Insider trading is, arguably, the textbook definition of a white collar crime. This type of offense is carried out in two specific ways. The more commonly practiced method of insider trading involves a perpetrator obtaining specialized information about a particular company or stock, often referred to as a “tip,” which they turn around and offer to various individuals in the hopes of inducing them into making investments based on the knowledge they received. Insider trading can also be committed by persons holding fiduciary responsibility roles towards another individual, such as an accountant, trustee, financial adviser or attorney who buys or sells stock based upon insider information.

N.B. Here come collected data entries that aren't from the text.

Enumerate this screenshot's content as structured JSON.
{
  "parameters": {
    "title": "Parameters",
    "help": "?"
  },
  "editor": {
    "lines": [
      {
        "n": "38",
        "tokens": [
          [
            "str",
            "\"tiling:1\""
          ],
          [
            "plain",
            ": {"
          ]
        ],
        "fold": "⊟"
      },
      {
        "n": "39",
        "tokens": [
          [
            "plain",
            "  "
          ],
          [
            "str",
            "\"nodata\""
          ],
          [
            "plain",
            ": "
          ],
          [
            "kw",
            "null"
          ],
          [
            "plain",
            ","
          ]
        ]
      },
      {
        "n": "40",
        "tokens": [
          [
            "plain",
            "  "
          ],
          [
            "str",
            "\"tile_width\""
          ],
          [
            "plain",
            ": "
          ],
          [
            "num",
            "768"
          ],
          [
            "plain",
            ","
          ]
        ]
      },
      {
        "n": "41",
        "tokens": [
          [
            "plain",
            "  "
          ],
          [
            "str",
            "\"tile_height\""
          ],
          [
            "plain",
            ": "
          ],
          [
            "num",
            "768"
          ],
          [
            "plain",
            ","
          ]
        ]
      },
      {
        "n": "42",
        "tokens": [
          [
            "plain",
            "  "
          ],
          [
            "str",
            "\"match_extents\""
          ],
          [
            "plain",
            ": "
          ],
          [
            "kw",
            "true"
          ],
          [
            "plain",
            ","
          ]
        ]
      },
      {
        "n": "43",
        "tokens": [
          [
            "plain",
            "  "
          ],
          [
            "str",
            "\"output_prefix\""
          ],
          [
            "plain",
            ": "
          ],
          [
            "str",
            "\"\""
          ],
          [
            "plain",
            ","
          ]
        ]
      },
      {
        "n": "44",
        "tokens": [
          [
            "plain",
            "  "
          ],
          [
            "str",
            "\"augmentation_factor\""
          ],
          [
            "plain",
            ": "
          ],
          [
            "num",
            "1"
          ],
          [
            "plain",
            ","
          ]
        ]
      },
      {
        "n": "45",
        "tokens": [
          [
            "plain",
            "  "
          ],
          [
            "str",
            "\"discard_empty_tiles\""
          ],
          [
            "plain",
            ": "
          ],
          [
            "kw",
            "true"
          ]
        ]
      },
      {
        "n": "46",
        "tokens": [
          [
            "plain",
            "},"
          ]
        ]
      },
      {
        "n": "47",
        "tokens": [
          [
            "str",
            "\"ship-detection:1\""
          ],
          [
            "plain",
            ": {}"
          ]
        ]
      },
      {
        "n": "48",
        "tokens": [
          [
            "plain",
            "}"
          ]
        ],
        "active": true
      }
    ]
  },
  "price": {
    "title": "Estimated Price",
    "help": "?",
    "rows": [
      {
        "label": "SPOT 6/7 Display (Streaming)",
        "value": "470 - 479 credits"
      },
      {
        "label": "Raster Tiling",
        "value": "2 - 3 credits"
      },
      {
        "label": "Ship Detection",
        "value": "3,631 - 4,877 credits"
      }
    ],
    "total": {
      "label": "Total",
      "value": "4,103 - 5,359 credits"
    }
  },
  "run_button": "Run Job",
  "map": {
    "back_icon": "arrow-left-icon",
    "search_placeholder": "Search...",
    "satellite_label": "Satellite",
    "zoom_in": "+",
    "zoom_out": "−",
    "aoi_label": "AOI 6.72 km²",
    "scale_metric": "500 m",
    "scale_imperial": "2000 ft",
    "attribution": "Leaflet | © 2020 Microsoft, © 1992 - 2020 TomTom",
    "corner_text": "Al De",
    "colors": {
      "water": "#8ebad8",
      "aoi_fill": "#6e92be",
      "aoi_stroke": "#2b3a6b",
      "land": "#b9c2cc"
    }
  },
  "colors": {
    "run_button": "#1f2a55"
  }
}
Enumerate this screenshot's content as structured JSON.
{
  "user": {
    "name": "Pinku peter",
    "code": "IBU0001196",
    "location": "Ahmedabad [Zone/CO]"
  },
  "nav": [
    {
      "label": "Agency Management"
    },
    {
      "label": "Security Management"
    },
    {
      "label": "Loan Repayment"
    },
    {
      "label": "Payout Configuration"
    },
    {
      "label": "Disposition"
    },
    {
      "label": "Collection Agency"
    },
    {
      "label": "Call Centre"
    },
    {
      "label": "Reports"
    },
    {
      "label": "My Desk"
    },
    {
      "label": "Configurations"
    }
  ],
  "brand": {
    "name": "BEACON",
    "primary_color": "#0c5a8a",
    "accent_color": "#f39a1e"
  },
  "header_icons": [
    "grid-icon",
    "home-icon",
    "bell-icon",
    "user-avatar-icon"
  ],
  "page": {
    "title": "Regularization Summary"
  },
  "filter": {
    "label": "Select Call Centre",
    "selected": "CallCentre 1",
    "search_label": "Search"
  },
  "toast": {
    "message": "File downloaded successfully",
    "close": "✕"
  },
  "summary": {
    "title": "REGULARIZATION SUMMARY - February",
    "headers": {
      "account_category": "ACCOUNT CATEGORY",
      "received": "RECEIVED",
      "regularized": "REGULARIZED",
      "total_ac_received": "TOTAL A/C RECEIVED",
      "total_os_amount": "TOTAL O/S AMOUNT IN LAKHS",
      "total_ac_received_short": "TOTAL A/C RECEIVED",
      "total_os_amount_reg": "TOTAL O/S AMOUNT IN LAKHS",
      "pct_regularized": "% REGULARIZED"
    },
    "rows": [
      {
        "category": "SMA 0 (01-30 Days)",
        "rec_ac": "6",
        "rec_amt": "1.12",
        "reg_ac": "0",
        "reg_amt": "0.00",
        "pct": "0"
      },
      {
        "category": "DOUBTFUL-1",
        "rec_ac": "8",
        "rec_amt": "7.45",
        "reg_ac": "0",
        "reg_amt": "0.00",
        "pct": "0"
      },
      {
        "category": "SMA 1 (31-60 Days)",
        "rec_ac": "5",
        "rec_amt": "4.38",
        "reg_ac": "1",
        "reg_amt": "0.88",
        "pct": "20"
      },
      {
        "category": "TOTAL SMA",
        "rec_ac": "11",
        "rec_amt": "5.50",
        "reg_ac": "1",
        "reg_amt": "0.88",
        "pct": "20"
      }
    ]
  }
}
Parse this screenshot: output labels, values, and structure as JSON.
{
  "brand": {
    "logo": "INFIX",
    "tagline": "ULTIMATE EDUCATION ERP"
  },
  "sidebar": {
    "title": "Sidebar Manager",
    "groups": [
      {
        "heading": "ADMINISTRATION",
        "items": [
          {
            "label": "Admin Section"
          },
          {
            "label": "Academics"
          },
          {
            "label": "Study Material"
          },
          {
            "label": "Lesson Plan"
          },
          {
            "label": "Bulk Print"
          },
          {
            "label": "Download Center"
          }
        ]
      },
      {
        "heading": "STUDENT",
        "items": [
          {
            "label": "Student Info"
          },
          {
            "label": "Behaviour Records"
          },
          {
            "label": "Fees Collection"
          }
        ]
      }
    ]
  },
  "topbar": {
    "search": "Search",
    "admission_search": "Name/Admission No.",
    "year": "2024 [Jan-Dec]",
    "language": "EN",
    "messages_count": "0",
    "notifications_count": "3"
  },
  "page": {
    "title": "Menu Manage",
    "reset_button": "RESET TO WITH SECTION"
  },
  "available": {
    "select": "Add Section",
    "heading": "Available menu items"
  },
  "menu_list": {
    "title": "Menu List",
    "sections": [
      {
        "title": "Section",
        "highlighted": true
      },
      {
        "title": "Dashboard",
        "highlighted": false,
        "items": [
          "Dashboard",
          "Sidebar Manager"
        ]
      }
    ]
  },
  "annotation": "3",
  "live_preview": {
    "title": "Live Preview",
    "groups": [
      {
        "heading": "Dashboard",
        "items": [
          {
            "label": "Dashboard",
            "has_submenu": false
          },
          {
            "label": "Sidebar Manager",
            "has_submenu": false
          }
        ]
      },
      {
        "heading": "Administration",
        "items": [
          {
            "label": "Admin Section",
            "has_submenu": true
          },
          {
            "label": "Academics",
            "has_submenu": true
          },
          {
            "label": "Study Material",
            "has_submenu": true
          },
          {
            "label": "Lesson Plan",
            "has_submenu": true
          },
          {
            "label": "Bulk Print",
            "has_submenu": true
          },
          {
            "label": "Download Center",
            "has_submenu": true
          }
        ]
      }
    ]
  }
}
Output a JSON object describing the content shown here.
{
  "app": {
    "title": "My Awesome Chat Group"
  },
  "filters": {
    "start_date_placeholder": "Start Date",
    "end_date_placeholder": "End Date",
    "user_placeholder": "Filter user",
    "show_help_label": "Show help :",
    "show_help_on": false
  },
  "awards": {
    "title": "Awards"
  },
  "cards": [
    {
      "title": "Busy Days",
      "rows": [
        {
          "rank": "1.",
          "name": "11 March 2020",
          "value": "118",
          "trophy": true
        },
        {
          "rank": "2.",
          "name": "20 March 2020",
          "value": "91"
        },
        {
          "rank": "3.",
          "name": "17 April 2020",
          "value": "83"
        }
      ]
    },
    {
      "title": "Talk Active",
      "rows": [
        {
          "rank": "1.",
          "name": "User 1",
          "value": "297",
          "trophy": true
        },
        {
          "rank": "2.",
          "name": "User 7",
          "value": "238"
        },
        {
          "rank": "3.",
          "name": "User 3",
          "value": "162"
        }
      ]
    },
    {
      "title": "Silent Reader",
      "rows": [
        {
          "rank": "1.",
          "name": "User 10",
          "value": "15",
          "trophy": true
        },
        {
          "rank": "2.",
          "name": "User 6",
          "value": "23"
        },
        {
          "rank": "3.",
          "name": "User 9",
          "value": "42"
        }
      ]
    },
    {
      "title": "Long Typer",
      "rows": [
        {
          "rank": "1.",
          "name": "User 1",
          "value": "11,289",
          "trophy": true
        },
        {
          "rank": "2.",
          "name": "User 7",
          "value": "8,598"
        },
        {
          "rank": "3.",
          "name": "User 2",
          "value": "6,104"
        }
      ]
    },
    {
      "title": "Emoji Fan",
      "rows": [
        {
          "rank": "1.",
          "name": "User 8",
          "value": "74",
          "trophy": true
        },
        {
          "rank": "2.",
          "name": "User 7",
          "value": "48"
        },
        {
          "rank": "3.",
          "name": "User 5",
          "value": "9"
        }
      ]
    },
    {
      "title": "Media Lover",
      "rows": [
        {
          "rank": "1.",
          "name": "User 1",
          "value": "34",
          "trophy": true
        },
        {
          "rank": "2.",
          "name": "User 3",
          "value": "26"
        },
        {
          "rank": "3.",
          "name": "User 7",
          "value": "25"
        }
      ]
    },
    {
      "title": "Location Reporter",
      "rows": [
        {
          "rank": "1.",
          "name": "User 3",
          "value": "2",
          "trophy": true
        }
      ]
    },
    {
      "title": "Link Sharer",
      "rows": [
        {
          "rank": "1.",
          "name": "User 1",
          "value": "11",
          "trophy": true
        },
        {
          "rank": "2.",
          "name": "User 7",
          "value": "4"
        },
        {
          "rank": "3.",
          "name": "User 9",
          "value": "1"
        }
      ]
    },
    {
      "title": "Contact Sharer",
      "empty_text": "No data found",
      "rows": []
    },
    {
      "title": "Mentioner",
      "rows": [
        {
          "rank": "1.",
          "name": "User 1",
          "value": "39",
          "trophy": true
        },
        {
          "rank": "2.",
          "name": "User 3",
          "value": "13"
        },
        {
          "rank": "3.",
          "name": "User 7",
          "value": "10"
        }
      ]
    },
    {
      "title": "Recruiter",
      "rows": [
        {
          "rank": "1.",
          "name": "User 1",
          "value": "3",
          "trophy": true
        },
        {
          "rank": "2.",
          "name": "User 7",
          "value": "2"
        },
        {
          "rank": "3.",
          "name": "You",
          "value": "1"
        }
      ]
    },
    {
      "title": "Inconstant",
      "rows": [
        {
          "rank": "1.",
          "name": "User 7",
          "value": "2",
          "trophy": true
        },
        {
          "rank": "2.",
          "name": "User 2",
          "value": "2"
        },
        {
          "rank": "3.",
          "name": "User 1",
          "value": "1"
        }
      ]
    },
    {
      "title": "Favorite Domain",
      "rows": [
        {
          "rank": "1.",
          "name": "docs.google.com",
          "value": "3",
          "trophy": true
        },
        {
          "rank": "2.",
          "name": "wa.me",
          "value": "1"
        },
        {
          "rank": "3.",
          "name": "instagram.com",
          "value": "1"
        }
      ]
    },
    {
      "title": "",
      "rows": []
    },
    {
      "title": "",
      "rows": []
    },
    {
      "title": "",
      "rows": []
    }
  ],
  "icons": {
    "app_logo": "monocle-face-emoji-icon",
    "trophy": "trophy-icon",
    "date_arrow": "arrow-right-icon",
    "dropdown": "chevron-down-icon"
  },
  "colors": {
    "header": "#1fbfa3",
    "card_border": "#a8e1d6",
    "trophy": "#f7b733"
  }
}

Why White Collar Criminals Get Away?
Arguably, the main reason white collar criminals go unpunished is because their crimes take a long time to be discovered and, in some cases, never are. Certain crimes like simple accounting frauds can be detected through financial audits. However, quite often, white collar criminals are highly intelligent, extremely careful and exceptionally clever individuals who understand the nuances and complexities of the systems they are defrauding and, moreover, know how to earn and maintain the trust of their victims.
How Can A Business Owner Avoid Being A Victim Of White Collar Crime?
Experts suggest the most important action any business owner can take is to keep a watchful eye out over employees in accounting or other financial departments. It also recommended that business owners carefully review banking statements and other financial records and, if they suspect any impropriety, to immediately contact a business attorney.
In a case investigated by the Federal Bureau of Investigation, a Mansfield, Texas man was sentenced by a U.S. District Judge to 48 months in federal prison. Jeffre Francis Halas was also ordered to pay monetary restitution in the amount of $523,622. He pled guilty to a single count of mail fraud that was connected to his investment fraud scheme.
Halas operated a company under the name of Halco Capital Management. He solicited potential investors under the guise of promising to combine their money in a “limited partnership”. Halas was to invest the money in stock and currency exchange markets; however, most of the initial investment was lost on the stock market quickly after joining. The investors continued providing funding to Halas because Halas reported false earnings on monthly letters, instead of reporting losses.
Two years after their initial investments, those that vested money in Halco Capital Management were notified by Halas that Halco Capital Management was insolvent. U.S. District Judge Terry R. Means ordered Halas to enter the Bureau of Prisons by July 16, 2012 for his involvement in fraud.